Suicide bombing kills dozens in Syria
A suicide bombing killed 48 people, among them women and children, Wednesday in northern Syria, the UK-based Syrian Observatory for Human Rights said.
A truck bomb exploded near buildings belonging to a Kurdish security agency and other governmental departments in the city of Qamishli near the border with Turkey, CNN's Nick Paton Walsh reported. The observatory said 140 people were hurt.
ISIS claimed responsibility and said one of its members drove a truck rigged with explosives to reach the Kurdish administrative complex where defense, interior and military recruiting departments operated. Kurdish officials are trying to learn how ISIS was able to get so much explosives into their stronghold.
ISIS said the suicide operation was a "response to the crimes committed by the coalition warplanes against the vulnerable people of men, women and children in Manbij City."
Human rights groups said last week that U.S.-led airstrikes in and around the ISIS-controlled city of Manbij have killed more than 100 and wounded dozens more since June.
The Manbij area is the last large tract of land along Syria's northern border with Turkey under ISIS control, according to the Syrian Observatory for Human Rights.

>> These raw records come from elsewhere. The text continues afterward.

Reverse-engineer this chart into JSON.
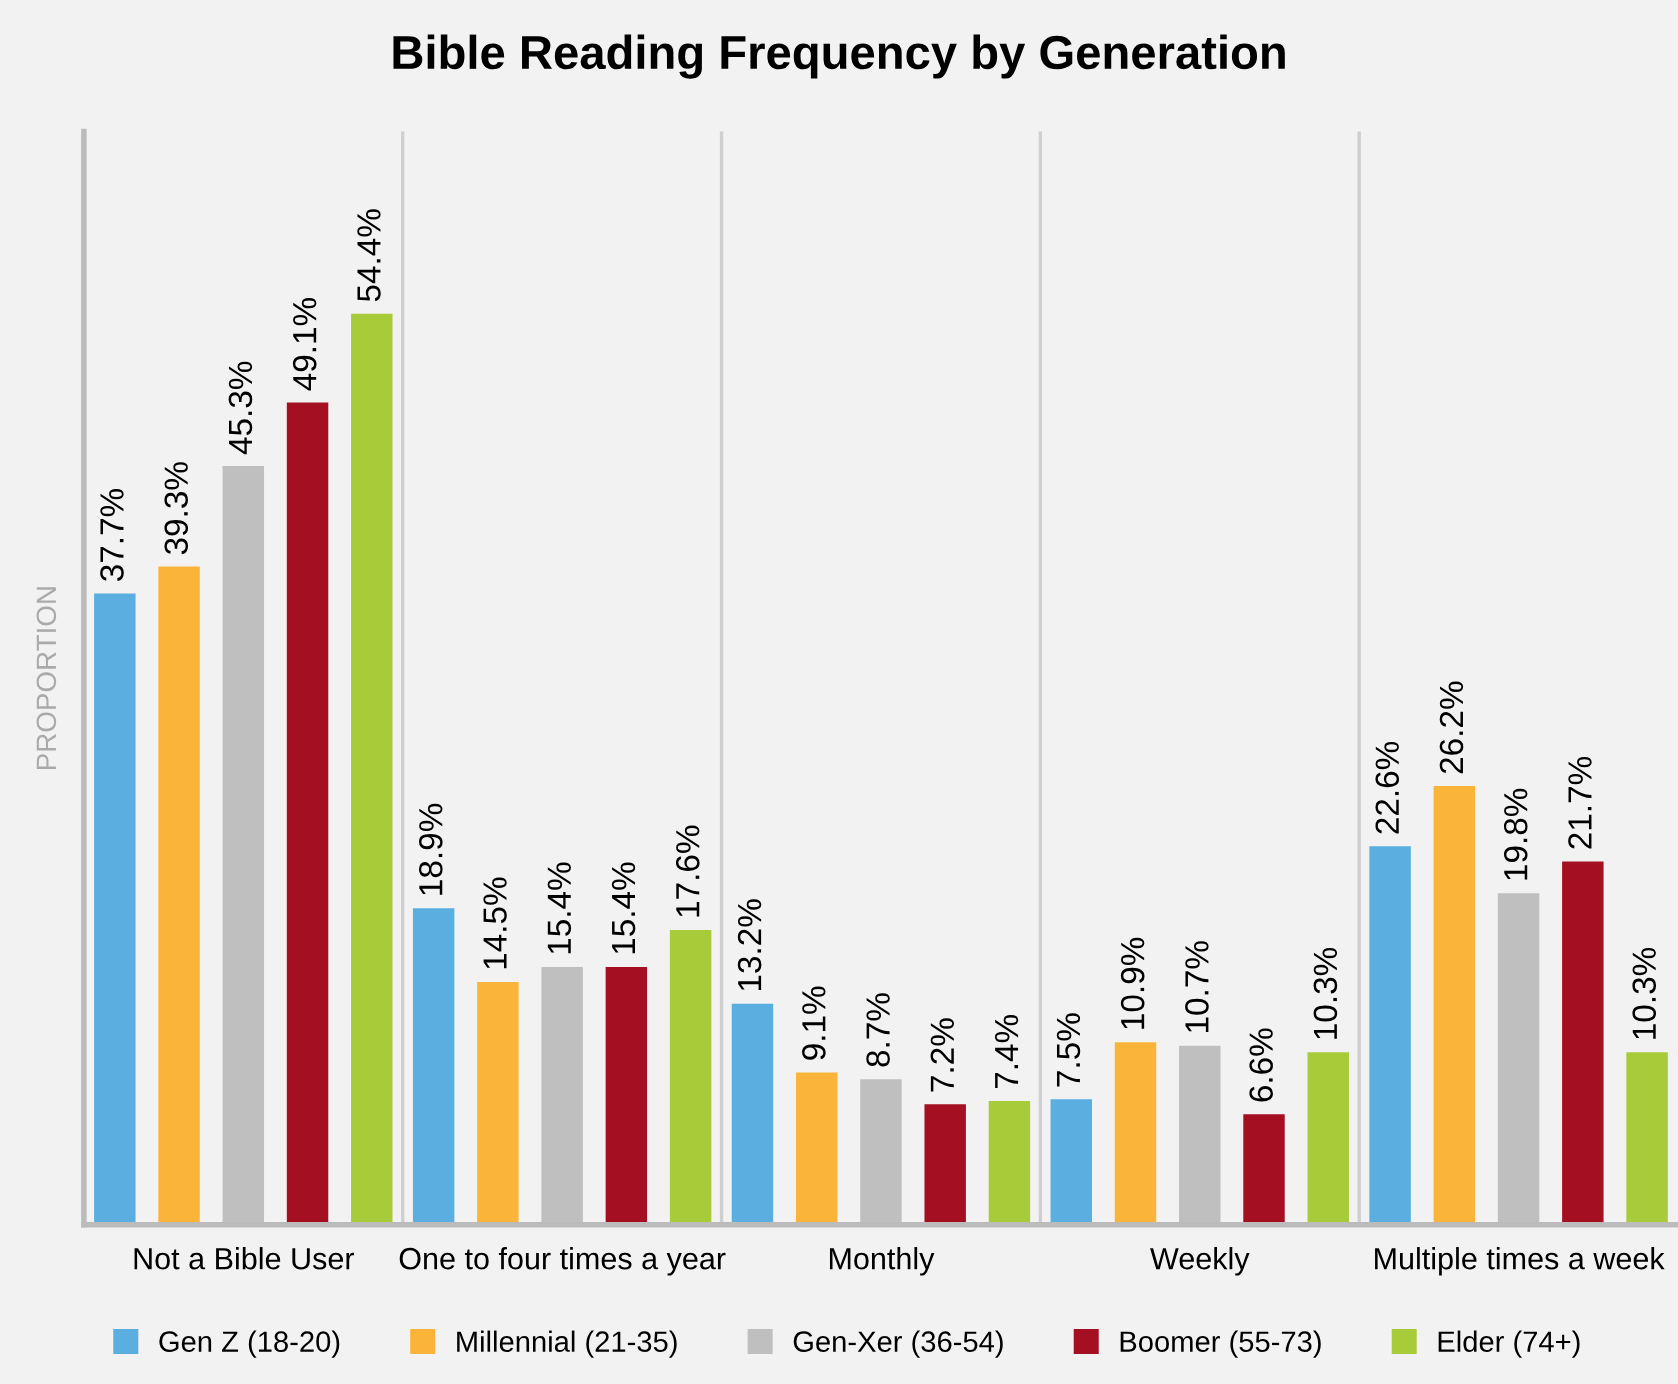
{
  "chart_data": {
    "type": "bar",
    "title": "Bible Reading Frequency by Generation",
    "ylabel": "PROPORTION",
    "categories": [
      "Not a Bible User",
      "One to four times a year",
      "Monthly",
      "Weekly",
      "Multiple times a week"
    ],
    "series": [
      {
        "name": "Gen Z (18-20)",
        "color": "#5aaee0",
        "values": [
          37.7,
          18.9,
          13.2,
          7.5,
          22.6
        ],
        "value_labels": [
          "37.7%",
          "18.9%",
          "13.2%",
          "7.5%",
          "22.6%"
        ]
      },
      {
        "name": "Millennial (21-35)",
        "color": "#fbb43a",
        "values": [
          39.3,
          14.5,
          9.1,
          10.9,
          26.2
        ],
        "value_labels": [
          "39.3%",
          "14.5%",
          "9.1%",
          "10.9%",
          "26.2%"
        ]
      },
      {
        "name": "Gen-Xer (36-54)",
        "color": "#bfbfbf",
        "values": [
          45.3,
          15.4,
          8.7,
          10.7,
          19.8
        ],
        "value_labels": [
          "45.3%",
          "15.4%",
          "8.7%",
          "10.7%",
          "19.8%"
        ]
      },
      {
        "name": "Boomer (55-73)",
        "color": "#a50f22",
        "values": [
          49.1,
          15.4,
          7.2,
          6.6,
          21.7
        ],
        "value_labels": [
          "49.1%",
          "15.4%",
          "7.2%",
          "6.6%",
          "21.7%"
        ]
      },
      {
        "name": "Elder (74+)",
        "color": "#a8cb39",
        "values": [
          54.4,
          17.6,
          7.4,
          10.3,
          10.3
        ],
        "value_labels": [
          "54.4%",
          "17.6%",
          "7.4%",
          "10.3%",
          "10.3%"
        ]
      }
    ],
    "grid": "x",
    "legend": "bottom",
    "tick_labels": "x"
  }
}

Video from Qamishli showed residents digging through rubble searching for survivors and women wailing from apartments where the blast had blown off front walls.
The city is under joint control of the Syrian-based Kurdish rebels -- the People's Protection Units, or YPG -- and the Syrian regime.
The terror group has claimed responsibility for a spate of terror attacks recently, including one that killed at least 21 people this week in Baghdad.
Earlier this month, the deadliest terror attack in Baghdad in years killed nearly 300 people when a suicide truck bomb plowed into a busy shopping district.
On Tuesday, the ISIS-linked news agency said the terror group's "soldiers" were behind a church attack in northern France that killed a Catholic priest. One of the two suspects in the attack was known to anti-terror authorities after attempting a trip to Syria, a French anti-terrorism prosecutor said Tuesday.